Du bist gemein. Die Sponsoren investieren in animierte Banner und
wollen uns eine Freude machen und Du meckerst nur rumm. 



zotos schrieb:


> Es kann natürlich auch ganz einfach dran liegen das mein Gehirn nicht in der Lage ist all die Informationen zu verarbeiten ;o)

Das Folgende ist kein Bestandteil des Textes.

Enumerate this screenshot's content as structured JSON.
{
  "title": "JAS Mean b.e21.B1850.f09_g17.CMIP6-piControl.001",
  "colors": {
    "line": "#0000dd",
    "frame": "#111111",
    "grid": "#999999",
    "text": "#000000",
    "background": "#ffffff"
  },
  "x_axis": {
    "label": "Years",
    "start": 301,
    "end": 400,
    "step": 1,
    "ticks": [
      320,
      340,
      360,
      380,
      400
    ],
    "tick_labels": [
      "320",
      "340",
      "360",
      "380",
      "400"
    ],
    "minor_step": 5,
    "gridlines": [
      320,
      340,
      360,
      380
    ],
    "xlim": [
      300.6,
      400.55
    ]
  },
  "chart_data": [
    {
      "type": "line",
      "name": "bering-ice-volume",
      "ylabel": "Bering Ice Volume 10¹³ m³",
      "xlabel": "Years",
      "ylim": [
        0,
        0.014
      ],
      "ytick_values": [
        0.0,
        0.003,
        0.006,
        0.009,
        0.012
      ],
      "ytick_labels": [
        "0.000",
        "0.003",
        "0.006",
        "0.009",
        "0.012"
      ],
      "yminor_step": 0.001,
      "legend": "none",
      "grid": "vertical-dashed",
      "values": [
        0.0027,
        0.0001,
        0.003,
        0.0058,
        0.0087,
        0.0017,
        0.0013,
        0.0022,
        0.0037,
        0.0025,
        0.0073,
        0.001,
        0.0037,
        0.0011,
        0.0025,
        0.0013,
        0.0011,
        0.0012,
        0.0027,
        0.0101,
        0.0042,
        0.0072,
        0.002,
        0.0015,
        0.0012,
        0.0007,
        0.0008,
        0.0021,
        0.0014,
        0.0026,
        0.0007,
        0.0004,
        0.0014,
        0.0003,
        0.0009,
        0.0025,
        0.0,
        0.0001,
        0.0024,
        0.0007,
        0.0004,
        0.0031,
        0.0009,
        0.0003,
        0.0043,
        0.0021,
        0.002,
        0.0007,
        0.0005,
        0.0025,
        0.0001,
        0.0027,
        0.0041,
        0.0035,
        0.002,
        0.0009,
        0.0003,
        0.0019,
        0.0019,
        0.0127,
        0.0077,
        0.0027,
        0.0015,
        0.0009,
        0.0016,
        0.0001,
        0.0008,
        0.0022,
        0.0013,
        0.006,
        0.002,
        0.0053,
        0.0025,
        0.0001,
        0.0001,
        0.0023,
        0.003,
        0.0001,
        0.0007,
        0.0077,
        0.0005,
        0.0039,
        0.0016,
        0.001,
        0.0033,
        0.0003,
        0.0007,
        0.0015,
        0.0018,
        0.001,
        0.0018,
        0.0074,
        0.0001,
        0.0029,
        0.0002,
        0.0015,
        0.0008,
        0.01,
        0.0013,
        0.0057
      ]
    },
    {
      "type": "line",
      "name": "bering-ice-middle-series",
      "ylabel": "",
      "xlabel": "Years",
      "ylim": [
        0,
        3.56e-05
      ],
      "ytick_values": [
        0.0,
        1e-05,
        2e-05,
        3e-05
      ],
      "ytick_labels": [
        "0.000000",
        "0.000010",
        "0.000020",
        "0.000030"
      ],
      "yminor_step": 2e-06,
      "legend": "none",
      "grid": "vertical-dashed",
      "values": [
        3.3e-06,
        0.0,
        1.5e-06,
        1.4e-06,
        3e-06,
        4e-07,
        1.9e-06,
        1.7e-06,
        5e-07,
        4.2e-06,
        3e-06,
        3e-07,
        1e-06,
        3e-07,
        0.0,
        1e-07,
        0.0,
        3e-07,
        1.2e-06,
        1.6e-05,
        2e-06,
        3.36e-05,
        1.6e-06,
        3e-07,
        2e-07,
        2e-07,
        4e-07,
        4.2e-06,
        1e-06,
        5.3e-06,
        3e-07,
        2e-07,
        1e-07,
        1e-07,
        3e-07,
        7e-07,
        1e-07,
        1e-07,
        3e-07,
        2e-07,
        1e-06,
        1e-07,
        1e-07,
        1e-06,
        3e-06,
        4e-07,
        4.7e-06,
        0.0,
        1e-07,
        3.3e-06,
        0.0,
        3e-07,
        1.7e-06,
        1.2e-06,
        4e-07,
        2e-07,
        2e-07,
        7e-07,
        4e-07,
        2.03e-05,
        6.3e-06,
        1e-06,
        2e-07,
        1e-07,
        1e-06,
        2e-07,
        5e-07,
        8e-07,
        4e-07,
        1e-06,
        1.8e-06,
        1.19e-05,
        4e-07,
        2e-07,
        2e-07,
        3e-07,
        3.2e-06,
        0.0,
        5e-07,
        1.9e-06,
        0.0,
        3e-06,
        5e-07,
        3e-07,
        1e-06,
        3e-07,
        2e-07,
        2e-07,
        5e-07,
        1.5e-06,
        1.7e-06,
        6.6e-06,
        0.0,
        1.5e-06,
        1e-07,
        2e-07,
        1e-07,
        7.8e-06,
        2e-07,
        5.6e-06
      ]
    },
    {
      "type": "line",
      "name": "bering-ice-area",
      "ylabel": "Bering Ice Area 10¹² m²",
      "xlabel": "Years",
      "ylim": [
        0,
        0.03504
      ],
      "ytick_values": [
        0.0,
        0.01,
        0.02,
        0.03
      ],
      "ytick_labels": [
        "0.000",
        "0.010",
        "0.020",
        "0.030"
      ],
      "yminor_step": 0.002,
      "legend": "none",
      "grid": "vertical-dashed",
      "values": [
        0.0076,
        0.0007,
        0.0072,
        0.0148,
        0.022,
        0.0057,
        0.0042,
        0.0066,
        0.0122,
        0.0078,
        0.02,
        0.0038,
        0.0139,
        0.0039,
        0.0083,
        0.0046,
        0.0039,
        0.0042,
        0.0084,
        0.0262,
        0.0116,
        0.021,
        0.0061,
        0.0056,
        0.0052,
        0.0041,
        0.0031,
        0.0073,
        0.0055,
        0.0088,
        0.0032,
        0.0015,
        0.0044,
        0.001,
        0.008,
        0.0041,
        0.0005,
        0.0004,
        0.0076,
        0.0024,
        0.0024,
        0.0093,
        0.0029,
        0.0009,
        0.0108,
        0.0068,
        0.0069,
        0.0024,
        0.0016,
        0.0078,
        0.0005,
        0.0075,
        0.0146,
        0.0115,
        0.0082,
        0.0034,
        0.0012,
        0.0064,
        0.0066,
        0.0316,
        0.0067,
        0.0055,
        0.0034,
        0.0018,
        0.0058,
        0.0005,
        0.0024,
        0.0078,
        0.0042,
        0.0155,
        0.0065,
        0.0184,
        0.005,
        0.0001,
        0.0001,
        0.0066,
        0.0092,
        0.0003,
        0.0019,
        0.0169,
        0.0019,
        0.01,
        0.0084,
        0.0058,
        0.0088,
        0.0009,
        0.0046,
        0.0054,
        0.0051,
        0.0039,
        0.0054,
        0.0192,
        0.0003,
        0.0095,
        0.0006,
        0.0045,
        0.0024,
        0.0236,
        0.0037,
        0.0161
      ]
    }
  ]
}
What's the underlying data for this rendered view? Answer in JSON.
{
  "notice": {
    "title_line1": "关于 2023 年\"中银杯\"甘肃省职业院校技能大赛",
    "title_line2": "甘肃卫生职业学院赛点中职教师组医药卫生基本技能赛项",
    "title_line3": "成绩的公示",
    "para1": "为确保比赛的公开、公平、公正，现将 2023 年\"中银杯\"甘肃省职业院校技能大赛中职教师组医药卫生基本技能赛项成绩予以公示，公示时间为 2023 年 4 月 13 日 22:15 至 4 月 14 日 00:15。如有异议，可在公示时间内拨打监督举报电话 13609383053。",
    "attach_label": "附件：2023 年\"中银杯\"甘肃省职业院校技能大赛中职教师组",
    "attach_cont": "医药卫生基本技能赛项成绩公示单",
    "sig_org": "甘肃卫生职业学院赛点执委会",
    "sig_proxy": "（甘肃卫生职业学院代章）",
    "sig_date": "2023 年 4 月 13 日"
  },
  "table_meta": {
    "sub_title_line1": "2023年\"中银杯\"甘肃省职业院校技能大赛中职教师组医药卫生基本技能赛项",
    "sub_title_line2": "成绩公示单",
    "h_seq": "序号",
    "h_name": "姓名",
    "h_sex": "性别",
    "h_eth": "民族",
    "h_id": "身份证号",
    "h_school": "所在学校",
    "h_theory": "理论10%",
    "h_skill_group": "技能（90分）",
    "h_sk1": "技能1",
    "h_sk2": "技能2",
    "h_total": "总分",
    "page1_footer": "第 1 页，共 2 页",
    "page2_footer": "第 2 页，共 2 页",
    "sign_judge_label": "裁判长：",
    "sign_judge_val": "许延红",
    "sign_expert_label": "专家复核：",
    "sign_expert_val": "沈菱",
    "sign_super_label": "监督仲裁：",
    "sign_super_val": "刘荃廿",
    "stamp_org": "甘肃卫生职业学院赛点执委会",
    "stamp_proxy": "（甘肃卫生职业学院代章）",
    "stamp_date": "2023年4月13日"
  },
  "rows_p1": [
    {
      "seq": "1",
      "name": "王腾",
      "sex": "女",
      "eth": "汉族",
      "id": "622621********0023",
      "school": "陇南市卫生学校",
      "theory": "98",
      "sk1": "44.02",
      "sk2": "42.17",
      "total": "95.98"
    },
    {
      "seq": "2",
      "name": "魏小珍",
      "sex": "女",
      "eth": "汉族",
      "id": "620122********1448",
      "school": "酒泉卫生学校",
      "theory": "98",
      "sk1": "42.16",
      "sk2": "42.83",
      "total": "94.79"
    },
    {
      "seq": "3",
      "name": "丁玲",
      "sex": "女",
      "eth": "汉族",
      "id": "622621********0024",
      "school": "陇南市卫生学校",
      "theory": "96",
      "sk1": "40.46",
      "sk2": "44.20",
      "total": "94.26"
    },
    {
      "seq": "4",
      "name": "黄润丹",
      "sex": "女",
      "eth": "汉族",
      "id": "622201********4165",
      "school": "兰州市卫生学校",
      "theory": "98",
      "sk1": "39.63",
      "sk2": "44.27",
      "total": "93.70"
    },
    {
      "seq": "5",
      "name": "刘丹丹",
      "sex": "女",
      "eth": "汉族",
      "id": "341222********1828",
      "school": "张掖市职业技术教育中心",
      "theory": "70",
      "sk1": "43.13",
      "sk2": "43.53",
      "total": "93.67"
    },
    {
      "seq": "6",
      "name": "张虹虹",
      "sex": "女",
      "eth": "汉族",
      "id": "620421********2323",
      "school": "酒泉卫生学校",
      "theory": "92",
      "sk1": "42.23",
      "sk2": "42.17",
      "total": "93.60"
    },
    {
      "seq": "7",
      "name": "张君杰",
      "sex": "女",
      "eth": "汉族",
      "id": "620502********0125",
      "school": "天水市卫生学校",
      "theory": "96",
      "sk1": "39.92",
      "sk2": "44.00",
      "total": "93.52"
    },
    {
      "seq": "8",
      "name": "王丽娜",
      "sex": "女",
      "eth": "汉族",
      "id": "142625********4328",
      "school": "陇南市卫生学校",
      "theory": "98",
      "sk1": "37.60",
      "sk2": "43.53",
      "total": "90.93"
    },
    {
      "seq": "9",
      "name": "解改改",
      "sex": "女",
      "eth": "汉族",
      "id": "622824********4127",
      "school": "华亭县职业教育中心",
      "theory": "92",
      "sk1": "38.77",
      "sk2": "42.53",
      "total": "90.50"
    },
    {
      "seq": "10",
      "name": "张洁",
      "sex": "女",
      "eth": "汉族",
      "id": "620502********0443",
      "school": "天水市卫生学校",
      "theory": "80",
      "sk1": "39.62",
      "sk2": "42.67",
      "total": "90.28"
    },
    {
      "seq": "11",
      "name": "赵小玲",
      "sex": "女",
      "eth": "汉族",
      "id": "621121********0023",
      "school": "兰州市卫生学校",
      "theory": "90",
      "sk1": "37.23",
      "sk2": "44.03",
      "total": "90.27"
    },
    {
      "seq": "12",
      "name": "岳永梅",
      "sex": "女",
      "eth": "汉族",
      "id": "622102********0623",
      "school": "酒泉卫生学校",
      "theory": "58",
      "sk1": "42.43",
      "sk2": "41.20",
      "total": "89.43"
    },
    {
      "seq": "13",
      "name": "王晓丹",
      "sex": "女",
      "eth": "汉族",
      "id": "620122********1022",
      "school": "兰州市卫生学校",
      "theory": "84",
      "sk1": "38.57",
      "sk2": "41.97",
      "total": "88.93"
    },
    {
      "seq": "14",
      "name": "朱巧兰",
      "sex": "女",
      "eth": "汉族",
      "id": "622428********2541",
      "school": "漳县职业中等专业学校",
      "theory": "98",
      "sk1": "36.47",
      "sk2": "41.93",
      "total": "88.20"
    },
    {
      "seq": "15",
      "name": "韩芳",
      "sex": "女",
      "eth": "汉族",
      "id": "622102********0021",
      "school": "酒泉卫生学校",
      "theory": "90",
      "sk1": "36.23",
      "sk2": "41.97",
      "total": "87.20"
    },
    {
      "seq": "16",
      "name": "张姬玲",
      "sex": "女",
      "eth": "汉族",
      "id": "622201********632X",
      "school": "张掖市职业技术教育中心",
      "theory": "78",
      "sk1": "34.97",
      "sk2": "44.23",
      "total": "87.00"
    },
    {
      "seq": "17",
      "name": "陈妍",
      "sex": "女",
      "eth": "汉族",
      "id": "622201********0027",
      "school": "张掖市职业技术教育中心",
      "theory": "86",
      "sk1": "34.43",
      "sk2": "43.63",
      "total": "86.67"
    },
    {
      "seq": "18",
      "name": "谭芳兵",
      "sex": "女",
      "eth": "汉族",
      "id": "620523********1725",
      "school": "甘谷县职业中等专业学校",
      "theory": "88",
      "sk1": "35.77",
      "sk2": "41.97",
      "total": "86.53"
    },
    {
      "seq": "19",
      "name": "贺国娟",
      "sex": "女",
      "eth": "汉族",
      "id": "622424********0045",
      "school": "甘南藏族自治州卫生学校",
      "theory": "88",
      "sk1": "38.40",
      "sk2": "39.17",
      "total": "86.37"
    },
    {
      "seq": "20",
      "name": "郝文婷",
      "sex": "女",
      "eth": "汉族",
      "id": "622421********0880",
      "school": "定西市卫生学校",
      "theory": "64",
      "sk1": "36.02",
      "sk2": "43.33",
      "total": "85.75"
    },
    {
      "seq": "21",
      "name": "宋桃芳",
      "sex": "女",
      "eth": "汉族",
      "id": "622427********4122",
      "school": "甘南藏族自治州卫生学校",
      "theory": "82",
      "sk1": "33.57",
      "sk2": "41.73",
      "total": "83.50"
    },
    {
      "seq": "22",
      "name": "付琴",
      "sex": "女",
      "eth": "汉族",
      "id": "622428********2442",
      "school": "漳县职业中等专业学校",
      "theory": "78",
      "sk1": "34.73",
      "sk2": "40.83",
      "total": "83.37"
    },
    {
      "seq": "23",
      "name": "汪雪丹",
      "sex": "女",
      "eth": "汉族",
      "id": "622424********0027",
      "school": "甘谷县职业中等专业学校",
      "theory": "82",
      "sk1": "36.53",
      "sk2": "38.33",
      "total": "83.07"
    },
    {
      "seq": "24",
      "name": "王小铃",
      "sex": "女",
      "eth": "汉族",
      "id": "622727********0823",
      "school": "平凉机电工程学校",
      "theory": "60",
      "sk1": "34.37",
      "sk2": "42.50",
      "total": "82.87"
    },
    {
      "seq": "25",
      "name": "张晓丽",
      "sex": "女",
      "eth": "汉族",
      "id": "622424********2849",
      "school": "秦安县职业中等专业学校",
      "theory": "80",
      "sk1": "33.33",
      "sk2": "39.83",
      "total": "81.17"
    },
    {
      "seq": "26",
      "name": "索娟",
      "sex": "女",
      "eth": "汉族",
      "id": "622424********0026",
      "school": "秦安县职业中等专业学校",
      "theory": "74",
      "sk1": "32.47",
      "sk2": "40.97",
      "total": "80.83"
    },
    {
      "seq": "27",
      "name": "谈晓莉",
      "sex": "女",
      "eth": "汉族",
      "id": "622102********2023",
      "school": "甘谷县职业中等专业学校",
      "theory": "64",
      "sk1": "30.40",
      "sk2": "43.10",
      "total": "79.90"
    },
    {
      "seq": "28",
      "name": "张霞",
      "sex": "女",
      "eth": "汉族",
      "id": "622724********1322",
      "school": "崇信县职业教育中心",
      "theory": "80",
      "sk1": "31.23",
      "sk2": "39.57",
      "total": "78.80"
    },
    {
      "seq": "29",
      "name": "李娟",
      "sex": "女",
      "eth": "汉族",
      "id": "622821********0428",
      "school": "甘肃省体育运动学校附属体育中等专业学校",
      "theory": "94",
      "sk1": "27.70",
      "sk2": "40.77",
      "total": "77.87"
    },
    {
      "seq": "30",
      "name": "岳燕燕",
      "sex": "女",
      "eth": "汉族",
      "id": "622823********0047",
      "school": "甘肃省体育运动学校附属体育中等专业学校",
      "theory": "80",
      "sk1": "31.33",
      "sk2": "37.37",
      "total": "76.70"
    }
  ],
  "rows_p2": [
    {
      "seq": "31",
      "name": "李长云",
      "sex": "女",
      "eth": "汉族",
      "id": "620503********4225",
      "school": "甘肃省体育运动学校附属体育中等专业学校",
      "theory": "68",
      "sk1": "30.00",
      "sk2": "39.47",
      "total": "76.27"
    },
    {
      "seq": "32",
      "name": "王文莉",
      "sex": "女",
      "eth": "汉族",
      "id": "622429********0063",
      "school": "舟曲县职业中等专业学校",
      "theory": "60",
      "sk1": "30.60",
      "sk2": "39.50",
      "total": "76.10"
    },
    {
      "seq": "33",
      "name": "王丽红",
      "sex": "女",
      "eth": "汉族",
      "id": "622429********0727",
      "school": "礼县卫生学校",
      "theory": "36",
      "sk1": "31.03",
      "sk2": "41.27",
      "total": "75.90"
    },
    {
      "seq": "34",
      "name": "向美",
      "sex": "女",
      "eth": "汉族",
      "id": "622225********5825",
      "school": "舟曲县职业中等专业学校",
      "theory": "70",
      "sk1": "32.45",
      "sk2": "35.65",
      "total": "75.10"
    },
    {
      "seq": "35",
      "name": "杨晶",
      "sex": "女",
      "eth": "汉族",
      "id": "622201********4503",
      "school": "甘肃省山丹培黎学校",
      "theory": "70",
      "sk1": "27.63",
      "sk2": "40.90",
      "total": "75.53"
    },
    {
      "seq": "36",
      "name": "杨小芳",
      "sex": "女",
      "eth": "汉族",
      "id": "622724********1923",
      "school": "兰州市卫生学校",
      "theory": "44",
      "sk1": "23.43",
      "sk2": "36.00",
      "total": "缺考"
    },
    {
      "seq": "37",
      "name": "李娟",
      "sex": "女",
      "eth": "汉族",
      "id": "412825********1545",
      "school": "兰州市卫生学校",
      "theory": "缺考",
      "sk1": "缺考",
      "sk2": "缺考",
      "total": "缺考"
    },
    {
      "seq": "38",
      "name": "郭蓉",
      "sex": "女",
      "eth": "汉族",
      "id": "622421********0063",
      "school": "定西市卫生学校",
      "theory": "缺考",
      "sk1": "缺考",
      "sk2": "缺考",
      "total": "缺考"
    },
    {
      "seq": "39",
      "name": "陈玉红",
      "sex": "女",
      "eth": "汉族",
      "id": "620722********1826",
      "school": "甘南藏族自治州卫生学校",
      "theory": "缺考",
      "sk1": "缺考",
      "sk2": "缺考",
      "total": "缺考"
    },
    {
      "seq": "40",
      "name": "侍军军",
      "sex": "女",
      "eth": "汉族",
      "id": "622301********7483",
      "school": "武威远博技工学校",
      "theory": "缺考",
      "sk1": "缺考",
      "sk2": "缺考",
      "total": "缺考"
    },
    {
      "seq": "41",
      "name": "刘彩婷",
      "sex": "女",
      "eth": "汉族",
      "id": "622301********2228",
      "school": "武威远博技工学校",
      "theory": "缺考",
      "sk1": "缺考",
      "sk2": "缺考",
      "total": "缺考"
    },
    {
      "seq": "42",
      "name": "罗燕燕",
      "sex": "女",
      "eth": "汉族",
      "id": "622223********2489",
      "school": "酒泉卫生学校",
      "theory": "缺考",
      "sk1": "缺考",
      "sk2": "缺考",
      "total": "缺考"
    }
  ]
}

Als Nicht-Siemens-Programmierer tut man sich halt schwer mit 
Endlosschleifen ...


----------



## Eliza (10 Oktober 2008)

Wie schon in einem anderen Thread angesprochen, kann ich dein Problem nicht so ganz nachvollziehen, da ich immer noch keine Werbebanner habe. 
Wenn ich wüsste, wie ich das hingekriegt habe, würde ich dir das sagen.

Werbefreien Gruß


----------



## Cerberus (10 Oktober 2008)

Eliza schrieb:


> Wie schon in einem anderen Thread angesprochen, kann ich dein Problem nicht so ganz nachvollziehen, da ich immer noch keine Werbebanner habe.
> Wenn ich wüsste, wie ich das hingekriegt habe, würde ich dir das sagen.
> 
> Werbefreien Gruß


 
Jetzt mach den zotos doch nicht so neidisch. Der ärgert sich so schon genug!


----------



## Solaris (10 Oktober 2008)

Es gibt auch Foren da befindet sich auch noch Werbung zwischen den einzelnen Post's und auch rechts und links und eigentlich überall. Also, es könnte schlimmer sein...
Ich finde Smily-Spammer die Smilys gleich dutzendweise hintereinander einfügen und die dann auch noch 24 Stunden pro Tag rumhüpfen lassen viel lästiger.


----------



## Cerberus (10 Oktober 2008)

Solaris schrieb:


> Es gibt auch Foren da befindet sich auch noch Werbung zwischen den einzelnen Post's und auch rechts und links und eigentlich überall. Also, es könnte schlimmer sein...


 
Ja im Gegensatz dazu haben wir es noch richtig gut erwischt!



Solaris schrieb:


> Ich finde Smily-Spammer die Smilys gleich dutzendweise hintereinander einfügen und die dann auch noch 24 Stunden pro Tag rumhüpfen lassen viel lästiger.


 
Bei diesem Problem kannst du dich ja mal an den Admin wenden. Der könnte, falls er gewillt sein sollte, die hüpfenden Banner aus der Banner-Auswahl entfernen.


----------



## marlob (10 Oktober 2008)

nehmt z.B. Firefox + Adblock Plus
da kannste alles nervigen Sachen mit ausschalten


----------



## vierlagig (10 Oktober 2008)

marlob schrieb:


> nehmt z.B. Firefox + Adblock Plus
> da kannste alles nervigen Sachen mit ausschalten



und beim nächsten forumstreffen, dein bier selber bezahlen: http://sps-forum.de/showpost.php?p=154683&postcount=7


----------



## marlob (10 Oktober 2008)

vierlagig schrieb:


> und beim nächsten forumstreffen, dein bier selber bezahlen: http://sps-forum.de/showpost.php?p=154683&postcount=7


Ich bin Ingenieur, wo ist das Problem wenn ich mein Bier selber bezahle ;-)


----------



## Cerberus (10 Oktober 2008)

marlob schrieb:


> Ich bin Ingenieur, wo ist das Problem wenn ich mein Bier selber bezahle ;-)


 
Scheinbar hast du kein solches Problem wie Reparatur?


----------



## vierlagig (10 Oktober 2008)

marlob schrieb:


> Ich bin Ingenieur, wo ist das Problem wenn ich mein Bier selber bezahle ;-)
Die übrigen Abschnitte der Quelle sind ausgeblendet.